Pistorius, who was born without both fibulas, uses ‘cheetah blades’ which are shaped like a hook to enable him to run as they act as artificial limbs. He is a dominant figure on the Paralympic circuit, having broken records in 100m, 200m and 400m categories and has won countless medals including a clean sweep of Gold medals in the respective events at the 2008 Summer Paralympics. It was in 2007 that Pistorius competed in his first international able-bodied event marking the start of a promising career in mainstream athletics.
However, the South African’s involvement in able-bodied athletics was surrounded by controversy. No sooner had Pistorius begun to compete, the International Association of Athletics Federation ruled that any devices thought to give an advantage over other athletes were not permitted and later declared him ineligible for able-bodied competitions in the lead up to the 2008 Olympics in Beijing.
Despite having the IAAF’s ruling overturned, Pistorius missed out on a place in South Africa’s 2008 Olympic team, falling short of the Olympic qualification time in the 400m. Having continued to make a name for himself as a ‘disabled’ athlete, Pistorius has earned his reward with a place at London 2012.
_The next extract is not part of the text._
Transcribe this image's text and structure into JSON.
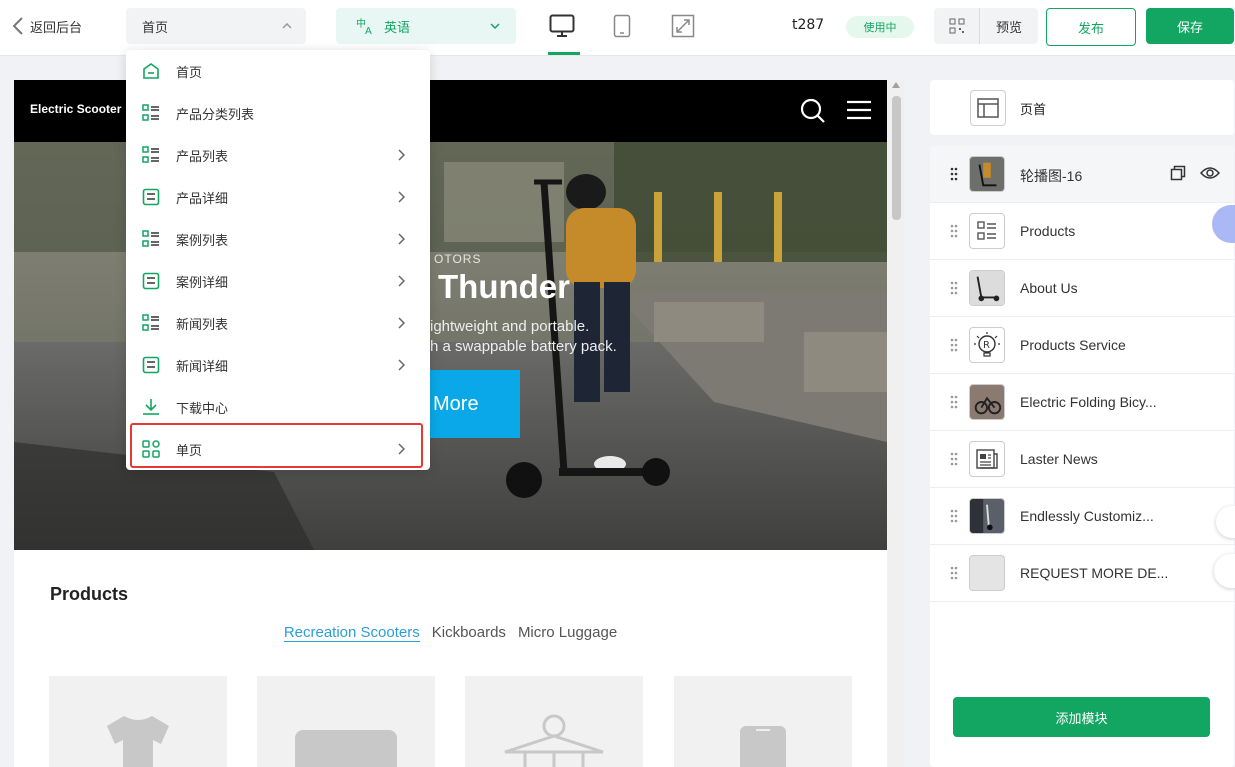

Pistorius’s participation is sure to divide opinion as to whether he is at any advantage over the other athletes with the use of his ‘cheetah’ blades. It has been argued that the blades, which act as the lower part of the leg, benefit the sprinter, as unlike an able-bodied athlete, the blades do not tire. Particularly in the short distance events, build up of lactic acid occurs which causes fatigue but this is something that Pistorius will not experience in the blades.
Pistorius is an individual case and also raises the question as to whether integration of able-bodied and disabled athletes is something the world of sport is to see more of in the future. Moreover, if this is the case, where is the line drawn to ensure that all the athletes have a fair chance against balanced competition?
Ultimately, Pistorius has achieved the qualifying time he needs to realise his dream of competing in the Olympics. He has not displayed signs that he will unfairly run away with victory or that he will be at a major disadvantage against able-bodied athletes.